Los senadores estadounidenses John Curtis y Jeff Merkley han reintroducido en el Congreso la «Ley de Refuerzo de las Relaciones con Taiwán», una iniciativa bipartidista que busca consolidar el apoyo diplomático, económico y militar a la isla. El proyecto, que hereda propuestas anteriores del actual secretario de Estado Marco Rubio, tiene como objetivo principal elevar el estatus de la representación estadounidense en Taipéi y garantizar que las políticas de Washington se ajusten a la importancia estratégica de Taiwán en el Indopacífico.

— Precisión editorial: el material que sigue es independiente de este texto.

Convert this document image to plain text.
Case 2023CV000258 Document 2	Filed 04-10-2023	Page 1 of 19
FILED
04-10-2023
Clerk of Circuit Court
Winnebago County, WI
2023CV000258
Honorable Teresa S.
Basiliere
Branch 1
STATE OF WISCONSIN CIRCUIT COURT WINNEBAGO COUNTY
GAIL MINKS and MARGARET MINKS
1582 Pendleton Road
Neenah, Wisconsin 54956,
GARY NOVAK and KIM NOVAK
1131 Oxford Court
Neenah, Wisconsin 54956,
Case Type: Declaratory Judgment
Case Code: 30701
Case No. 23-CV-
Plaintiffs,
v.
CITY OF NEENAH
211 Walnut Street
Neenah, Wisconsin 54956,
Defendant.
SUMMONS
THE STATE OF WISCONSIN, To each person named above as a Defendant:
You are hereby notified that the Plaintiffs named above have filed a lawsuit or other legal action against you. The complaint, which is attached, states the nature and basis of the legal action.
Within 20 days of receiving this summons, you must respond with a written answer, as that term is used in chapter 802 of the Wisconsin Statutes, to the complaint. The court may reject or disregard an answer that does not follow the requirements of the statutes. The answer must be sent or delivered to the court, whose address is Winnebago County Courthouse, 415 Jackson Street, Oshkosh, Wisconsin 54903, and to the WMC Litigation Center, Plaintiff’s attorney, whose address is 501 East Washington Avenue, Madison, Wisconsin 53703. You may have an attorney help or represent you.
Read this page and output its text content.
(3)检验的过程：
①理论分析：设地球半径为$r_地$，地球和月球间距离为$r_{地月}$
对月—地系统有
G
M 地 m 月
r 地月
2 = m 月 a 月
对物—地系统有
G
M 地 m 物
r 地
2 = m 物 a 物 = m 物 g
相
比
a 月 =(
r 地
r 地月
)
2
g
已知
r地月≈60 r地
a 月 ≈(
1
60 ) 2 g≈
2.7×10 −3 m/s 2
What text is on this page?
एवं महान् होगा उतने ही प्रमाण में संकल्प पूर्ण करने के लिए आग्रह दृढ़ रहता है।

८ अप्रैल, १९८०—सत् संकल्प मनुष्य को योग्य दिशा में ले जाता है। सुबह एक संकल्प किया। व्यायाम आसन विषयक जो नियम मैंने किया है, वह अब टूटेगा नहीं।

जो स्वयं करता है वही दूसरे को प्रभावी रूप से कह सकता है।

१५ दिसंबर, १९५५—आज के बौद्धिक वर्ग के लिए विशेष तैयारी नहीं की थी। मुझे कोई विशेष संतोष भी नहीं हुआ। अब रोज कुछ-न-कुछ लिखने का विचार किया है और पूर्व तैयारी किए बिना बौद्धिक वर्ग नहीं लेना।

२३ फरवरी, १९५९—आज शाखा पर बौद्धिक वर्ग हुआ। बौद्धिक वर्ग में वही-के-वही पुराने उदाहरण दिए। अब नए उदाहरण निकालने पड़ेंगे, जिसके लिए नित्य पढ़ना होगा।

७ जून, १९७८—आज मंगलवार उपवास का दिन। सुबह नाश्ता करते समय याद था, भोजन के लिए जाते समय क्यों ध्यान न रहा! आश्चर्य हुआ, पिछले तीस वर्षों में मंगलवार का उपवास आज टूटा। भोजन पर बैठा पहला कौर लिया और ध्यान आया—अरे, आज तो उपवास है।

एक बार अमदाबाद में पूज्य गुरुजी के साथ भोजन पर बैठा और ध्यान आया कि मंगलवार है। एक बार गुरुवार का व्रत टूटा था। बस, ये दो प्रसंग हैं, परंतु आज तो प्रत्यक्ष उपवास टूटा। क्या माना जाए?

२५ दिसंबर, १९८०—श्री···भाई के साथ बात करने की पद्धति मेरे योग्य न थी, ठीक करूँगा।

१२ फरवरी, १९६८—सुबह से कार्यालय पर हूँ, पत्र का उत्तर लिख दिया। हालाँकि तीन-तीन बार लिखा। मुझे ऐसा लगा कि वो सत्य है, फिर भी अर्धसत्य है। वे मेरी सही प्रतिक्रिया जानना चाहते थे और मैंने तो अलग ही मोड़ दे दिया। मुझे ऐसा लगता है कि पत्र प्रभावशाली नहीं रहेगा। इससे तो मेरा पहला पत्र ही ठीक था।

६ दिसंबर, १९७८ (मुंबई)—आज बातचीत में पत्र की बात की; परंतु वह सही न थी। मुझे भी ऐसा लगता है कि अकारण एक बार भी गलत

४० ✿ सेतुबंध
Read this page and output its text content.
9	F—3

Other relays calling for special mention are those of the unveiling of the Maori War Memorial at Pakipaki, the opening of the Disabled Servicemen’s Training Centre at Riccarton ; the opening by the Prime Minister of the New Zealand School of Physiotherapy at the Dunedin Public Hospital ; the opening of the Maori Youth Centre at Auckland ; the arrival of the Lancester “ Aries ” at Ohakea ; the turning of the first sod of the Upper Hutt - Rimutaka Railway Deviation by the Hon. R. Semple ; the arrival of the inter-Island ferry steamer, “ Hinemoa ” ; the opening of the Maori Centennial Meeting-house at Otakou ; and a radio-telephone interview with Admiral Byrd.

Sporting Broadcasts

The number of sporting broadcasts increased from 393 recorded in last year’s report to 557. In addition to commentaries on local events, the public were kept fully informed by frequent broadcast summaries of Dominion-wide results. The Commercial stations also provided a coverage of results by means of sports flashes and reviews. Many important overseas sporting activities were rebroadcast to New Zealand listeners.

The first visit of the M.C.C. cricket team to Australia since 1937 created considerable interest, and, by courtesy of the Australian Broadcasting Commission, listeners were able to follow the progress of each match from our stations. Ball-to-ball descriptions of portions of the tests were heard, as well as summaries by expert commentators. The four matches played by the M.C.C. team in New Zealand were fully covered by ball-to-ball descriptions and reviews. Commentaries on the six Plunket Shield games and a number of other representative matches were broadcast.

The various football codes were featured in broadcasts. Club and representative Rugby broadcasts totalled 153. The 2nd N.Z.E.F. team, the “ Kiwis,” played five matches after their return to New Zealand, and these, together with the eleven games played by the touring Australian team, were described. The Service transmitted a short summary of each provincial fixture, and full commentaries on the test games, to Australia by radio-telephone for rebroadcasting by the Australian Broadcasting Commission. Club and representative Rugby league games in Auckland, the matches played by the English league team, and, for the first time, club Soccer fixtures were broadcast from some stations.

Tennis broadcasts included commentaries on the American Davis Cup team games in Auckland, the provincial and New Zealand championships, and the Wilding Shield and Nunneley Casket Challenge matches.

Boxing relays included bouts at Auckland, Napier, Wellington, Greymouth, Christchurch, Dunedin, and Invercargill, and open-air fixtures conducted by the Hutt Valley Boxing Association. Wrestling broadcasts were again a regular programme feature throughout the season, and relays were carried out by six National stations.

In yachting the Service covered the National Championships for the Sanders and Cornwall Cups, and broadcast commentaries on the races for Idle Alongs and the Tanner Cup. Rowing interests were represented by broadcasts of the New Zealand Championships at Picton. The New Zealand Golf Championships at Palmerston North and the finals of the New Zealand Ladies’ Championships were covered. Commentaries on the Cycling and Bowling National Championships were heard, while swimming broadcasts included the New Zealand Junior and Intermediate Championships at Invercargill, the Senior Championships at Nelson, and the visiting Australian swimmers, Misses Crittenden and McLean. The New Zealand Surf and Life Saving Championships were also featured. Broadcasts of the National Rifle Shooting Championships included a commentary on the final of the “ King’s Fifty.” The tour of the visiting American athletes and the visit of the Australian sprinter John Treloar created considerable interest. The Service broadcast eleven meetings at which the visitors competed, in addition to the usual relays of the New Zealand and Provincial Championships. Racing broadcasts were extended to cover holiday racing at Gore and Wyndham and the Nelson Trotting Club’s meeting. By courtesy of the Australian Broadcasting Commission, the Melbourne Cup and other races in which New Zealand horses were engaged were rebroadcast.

La legislación propone cambios significativos en la estructura de cooperación bilateral, incluyendo la obligatoriedad de que el Senado ratifique al director del Instituto Americano en Taiwán (AIT) y la creación de grupos de trabajo interdepartamentales. Asimismo, la ley contempla mecanismos para contrarrestar la desinformación y las presiones económicas ejercidas por China continental, protegiendo tanto a las instituciones democráticas taiwanesas como a las empresas y organizaciones no gubernamentales estadounidenses frente a posibles coacciones de Pekín.
En el ámbito de la seguridad y el comercio, la versión de 2026 subraya la necesidad de que Taiwán aumente su inversión en capacidades de defensa, con un enfoque específico en estrategias asimétricas. Además, el texto insta al Gobierno estadounidense a priorizar la negociación de un acuerdo de libre comercio con la isla. Según los promotores de la ley, estas medidas son fundamentales para mantener la estabilidad regional y promover un orden internacional basado en la gobernanza democrática y el respeto a los derechos humanos.